His lack of popularity amongst athletics governing bodies hasn’t prevented other athletes and sports stars signing up to be represented by Christie’s sports management agency Nuff Respect. This was formed soon after his Olympic success in Barcelona in 1992 and current clients include the boxer David Haye and broadcaster Sharron Davies.
The agency also helps organise a series of Street Athletics events for young people across the country culminating with the final being held in Albert Square, Manchester. This year’s is likely to be on September 10th.
“Darren Campbell [an Olympic 100 metre gold medal relay medallist] and I created the project from scratch and we have been engaging young people through sport, music and dance for the past 7 years. We have had some fantastic success stories and both Darren and I are very proud of the impact it has on young people's lives. Anyone wanting to get involved should look up the website at: www.streetathletics.co.uk” says Christie, a father of three.
As he’s keen to see more young people taking up sporting activities Christie is disappointed by the cut of over 80% in government funds to schools sports partnerships saying: “Sport in school is hugely important and is the way that most top sportsmen and women were discovered and encouraged to develop their talents. It would be a big mistake to devalue the impact sport in schools has on children's lives.”

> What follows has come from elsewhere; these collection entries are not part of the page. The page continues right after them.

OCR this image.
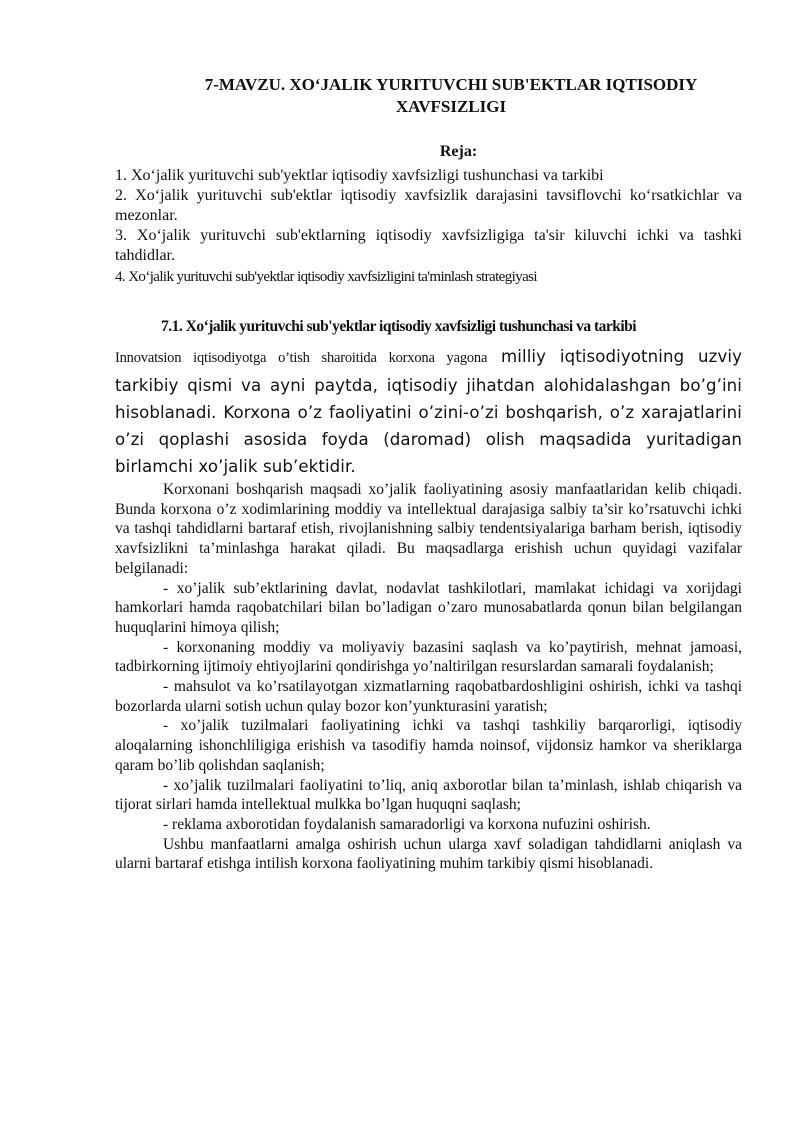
7-MAVZU. XO‘JALIK YURITUVCHI SUB'EKTLAR IQTISODIY
XAVFSIZLIGI
Reja:

1. Xo‘jalik yurituvchi sub'yektlar iqtisodiy xavfsizligi tushunchasi va tarkibi

2. Xo‘jalik yurituvchi sub'ektlar iqtisodiy xavfsizlik darajasini tavsiflovchi ko‘rsatkichlar va mezonlar.

3. Xo‘jalik yurituvchi sub'ektlarning iqtisodiy xavfsizligiga ta'sir kiluvchi ichki va tashki tahdidlar.

4. Xo‘jalik yurituvchi sub'yektlar iqtisodiy xavfsizligini ta'minlash strategiyasi

7.1. Xo‘jalik yurituvchi sub'yektlar iqtisodiy xavfsizligi tushunchasi va tarkibi

Innovatsion iqtisodiyotga o’tish sharoitida korxona yagona milliy iqtisodiyotning uzviy tarkibiy qismi va ayni paytda, iqtisodiy jihatdan alohidalashgan bo’g’ini hisoblanadi. Korxona o’z faoliyatini o’zini-o’zi boshqarish, o’z xarajatlarini o’zi qoplashi asosida foyda (daromad) olish maqsadida yuritadigan birlamchi xo’jalik sub’ektidir.

Korxonani boshqarish maqsadi xo’jalik faoliyatining asosiy manfaatlaridan kelib chiqadi. Bunda korxona o’z xodimlarining moddiy va intellektual darajasiga salbiy ta’sir ko’rsatuvchi ichki va tashqi tahdidlarni bartaraf etish, rivojlanishning salbiy tendentsiyalariga barham berish, iqtisodiy xavfsizlikni ta’minlashga harakat qiladi. Bu maqsadlarga erishish uchun quyidagi vazifalar belgilanadi:

- xo’jalik sub’ektlarining davlat, nodavlat tashkilotlari, mamlakat ichidagi va xorijdagi hamkorlari hamda raqobatchilari bilan bo’ladigan o’zaro munosabatlarda qonun bilan belgilangan huquqlarini himoya qilish;

- korxonaning moddiy va moliyaviy bazasini saqlash va ko’paytirish, mehnat jamoasi, tadbirkorning ijtimoiy ehtiyojlarini qondirishga yo’naltirilgan resurslardan samarali foydalanish;

- mahsulot va ko’rsatilayotgan xizmatlarning raqobatbardoshligini oshirish, ichki va tashqi bozorlarda ularni sotish uchun qulay bozor kon’yunkturasini yaratish;

- xo’jalik tuzilmalari faoliyatining ichki va tashqi tashkiliy barqarorligi, iqtisodiy aloqalarning ishonchliligiga erishish va tasodifiy hamda noinsof, vijdonsiz hamkor va sheriklarga qaram bo’lib qolishdan saqlanish;

- xo’jalik tuzilmalari faoliyatini to’liq, aniq axborotlar bilan ta’minlash, ishlab chiqarish va tijorat sirlari hamda intellektual mulkka bo’lgan huquqni saqlash;

- reklama axborotidan foydalanish samaradorligi va korxona nufuzini oshirish.

Ushbu manfaatlarni amalga oshirish uchun ularga xavf soladigan tahdidlarni aniqlash va ularni bartaraf etishga intilish korxona faoliyatining muhim tarkibiy qismi hisoblanadi.
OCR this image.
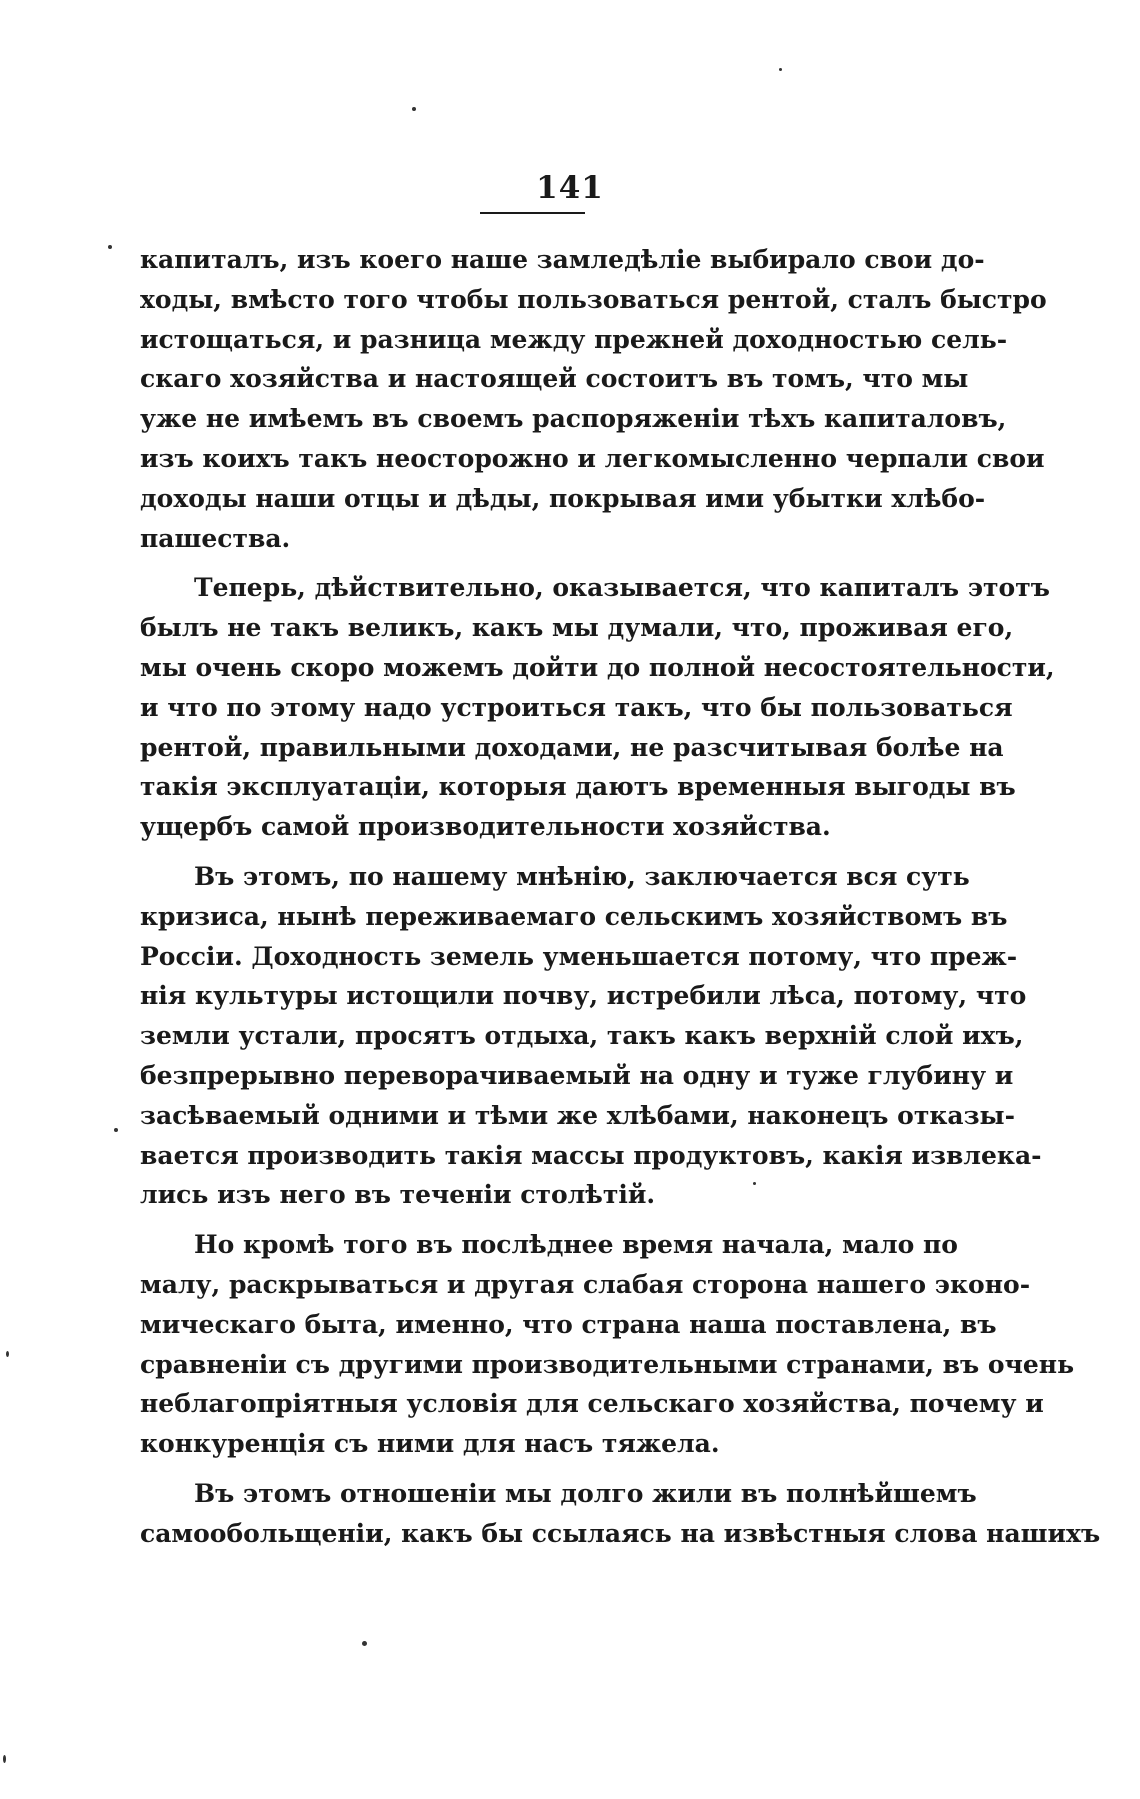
141
капиталъ, изъ коего наше замледѣліе выбирало свои до-
ходы, вмѣсто того чтобы пользоваться рентой, сталъ быстро
истощаться, и разница между прежней доходностью сель-
скаго хозяйства и настоящей состоитъ въ томъ, что мы
уже не имѣемъ въ своемъ распоряженіи тѣхъ капиталовъ,
изъ коихъ такъ неосторожно и легкомысленно черпали свои
доходы наши отцы и дѣды, покрывая ими убытки хлѣбо-
пашества.
Теперь, дѣйствительно, оказывается, что капиталъ этотъ
былъ не такъ великъ, какъ мы думали, что, проживая его,
мы очень скоро можемъ дойти до полной несостоятельности,
и что по этому надо устроиться такъ, что бы пользоваться
рентой, правильными доходами, не разсчитывая болѣе на
такія эксплуатаціи, которыя даютъ временныя выгоды въ
ущербъ самой производительности хозяйства.
Въ этомъ, по нашему мнѣнію, заключается вся суть
кризиса, нынѣ переживаемаго сельскимъ хозяйствомъ въ
Россіи. Доходность земель уменьшается потому, что преж-
нія культуры истощили почву, истребили лѣса, потому, что
земли устали, просятъ отдыха, такъ какъ верхній слой ихъ,
безпрерывно переворачиваемый на одну и туже глубину и
засѣваемый одними и тѣми же хлѣбами, наконецъ отказы-
вается производить такія массы продуктовъ, какія извлека-
лись изъ него въ теченіи столѣтій.
Но кромѣ того въ послѣднее время начала, мало по
малу, раскрываться и другая слабая сторона нашего эконо-
мическаго быта, именно, что страна наша поставлена, въ
сравненіи съ другими производительными странами, въ очень
неблагопріятныя условія для сельскаго хозяйства, почему и
конкуренція съ ними для насъ тяжела.
Въ этомъ отношеніи мы долго жили въ полнѣйшемъ
самообольщеніи, какъ бы ссылаясь на извѣстныя слова нашихъ
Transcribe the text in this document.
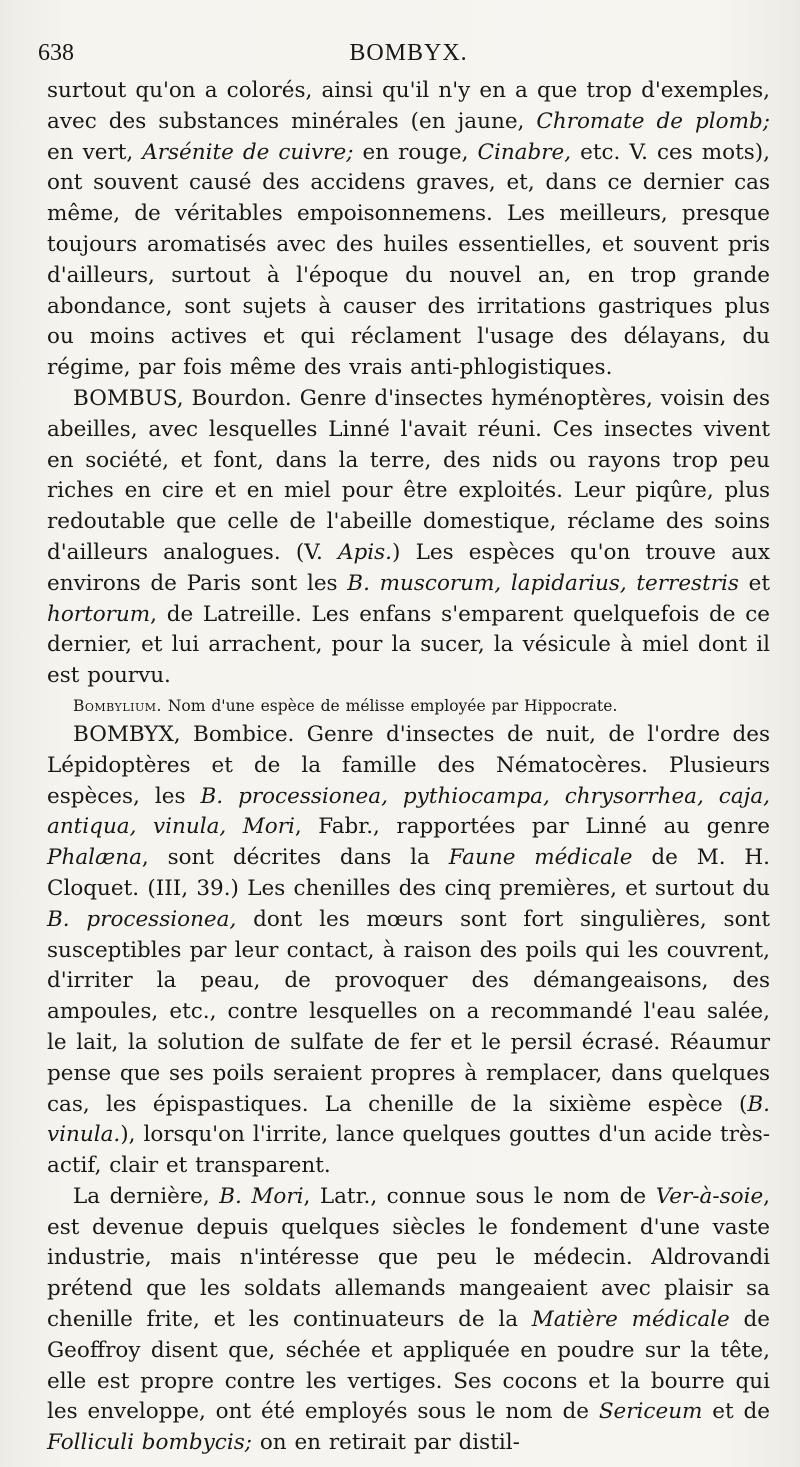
638	BOMBYX.

surtout qu'on a colorés, ainsi qu'il n'y en a que trop d'exemples, avec des substances minérales (en jaune, Chromate de plomb; en vert, Arsénite de cuivre; en rouge, Cinabre, etc. V. ces mots), ont souvent causé des accidens graves, et, dans ce dernier cas même, de véritables empoisonnemens. Les meilleurs, presque toujours aromatisés avec des huiles essentielles, et souvent pris d'ailleurs, surtout à l'époque du nouvel an, en trop grande abondance, sont sujets à causer des irritations gastriques plus ou moins actives et qui réclament l'usage des délayans, du régime, par fois même des vrais anti-phlogistiques.

BOMBUS, Bourdon. Genre d'insectes hyménoptères, voisin des abeilles, avec lesquelles Linné l'avait réuni. Ces insectes vivent en société, et font, dans la terre, des nids ou rayons trop peu riches en cire et en miel pour être exploités. Leur piqûre, plus redoutable que celle de l'abeille domestique, réclame des soins d'ailleurs analogues. (V. Apis.) Les espèces qu'on trouve aux environs de Paris sont les B. muscorum, lapidarius, terrestris et hortorum, de Latreille. Les enfans s'emparent quelquefois de ce dernier, et lui arrachent, pour la sucer, la vésicule à miel dont il est pourvu.

Bombylium. Nom d'une espèce de mélisse employée par Hippocrate.

BOMBYX, Bombice. Genre d'insectes de nuit, de l'ordre des Lépidoptères et de la famille des Nématocères. Plusieurs espèces, les B. processionea, pythiocampa, chrysorrhea, caja, antiqua, vinula, Mori, Fabr., rapportées par Linné au genre Phalæna, sont décrites dans la Faune médicale de M. H. Cloquet. (III, 39.) Les chenilles des cinq premières, et surtout du B. processionea, dont les mœurs sont fort singulières, sont susceptibles par leur contact, à raison des poils qui les couvrent, d'irriter la peau, de provoquer des démangeaisons, des ampoules, etc., contre lesquelles on a recommandé l'eau salée, le lait, la solution de sulfate de fer et le persil écrasé. Réaumur pense que ses poils seraient propres à remplacer, dans quelques cas, les épispastiques. La chenille de la sixième espèce (B. vinula.), lorsqu'on l'irrite, lance quelques gouttes d'un acide très-actif, clair et transparent.

La dernière, B. Mori, Latr., connue sous le nom de Ver-à-soie, est devenue depuis quelques siècles le fondement d'une vaste industrie, mais n'intéresse que peu le médecin. Aldrovandi prétend que les soldats allemands mangeaient avec plaisir sa chenille frite, et les continuateurs de la Matière médicale de Geoffroy disent que, séchée et appliquée en poudre sur la tête, elle est propre contre les vertiges. Ses cocons et la bourre qui les enveloppe, ont été employés sous le nom de Sericeum et de Folliculi bombycis; on en retirait par distil-
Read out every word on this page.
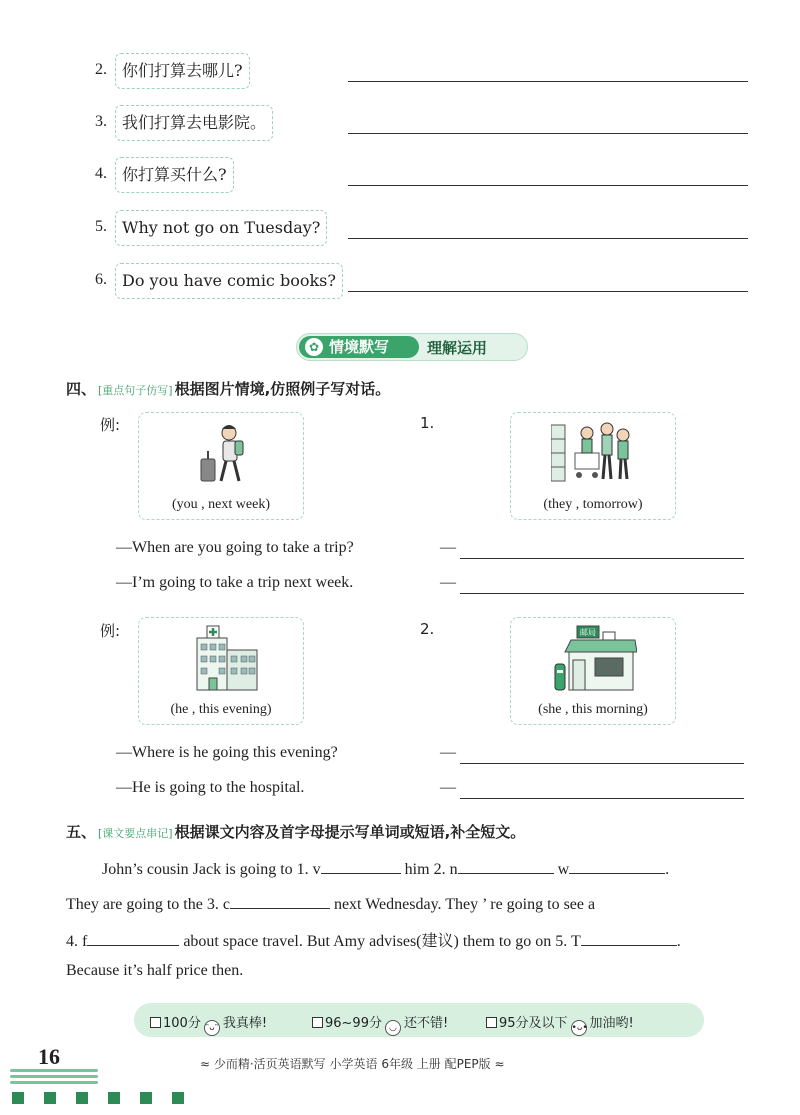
2. 你们打算去哪儿?
3. 我们打算去电影院。
4. 你打算买什么?
5. Why not go on Tuesday?
6. Do you have comic books?
✿ 情境默写	理解运用
四、 [重点句子仿写] 根据图片情境,仿照例子写对话。
例:
(you , next week)
1.
(they , tomorrow)
—When are you going to take a trip?	—
—I’m going to take a trip next week.	—
例:
(he , this evening)
2.	邮局
(she , this morning)
—Where is he going this evening?	—
—He is going to the hospital.	—
五、 [课文要点串记] 根据课文内容及首字母提示写单词或短语,补全短文。
John’s cousin Jack is going to 1. v	him 2. n	w	.
They are going to the 3. c	next Wednesday. They ’ re going to see a
4. f	about space travel. But Amy advises(建议) them to go on 5. T	.
Because it’s half price then.
100分 ᵔᴗᵔ 我真棒!	96~99分 ◡ 还不错!	95分及以下 •ᴗ• 加油哟!
16	≈ 少而精·活页英语默写 小学英语 6年级 上册 配PEP版 ≈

Is he also concerned that the Olympics will not leave behind the “great legacy” promised by Tony Blair at the time they were awarded to London?
“I think it’s much easier to say than deliver. The public should be encouraged to use the Olympics in Britain as a motivation to get active and involve themselves with their community and localised sports events” says Christie.
And what does he think will be his legacy, how would like to be remembered? “It is not up to me, people will form their own opinion and by then I won't care anyway.”
Linford Christie won 23 major championship medals including ten gold.
He is the oldest man at aged 32 to win Olympic Gold. He ran 9.96 seconds in a final missing his great rival Carl Lewis, the only man to have taken gold twice. Lewis had failed to qualify at the US trials. When the two met at the World Championships the following year in Stuttgart Christie says he ‘was probably at his most nervous as there had been a lot of talk from Carl Lewis that I'd only won the Olympics the previous year, because he wasn't there.” Christie took the gold.
Christie was born in Jamaica in 1960 and moved to London seven years later. His favourite book - because of its inspiration - is The Bible. He is unable to say which is his favourite film or who is his favourite singer saying: “there’s too many choices.” He is a keen gardener. Prior to taking up athletics full time he worked as a cashier for the Co-op and as a clerical assistant for the Inland Revenue.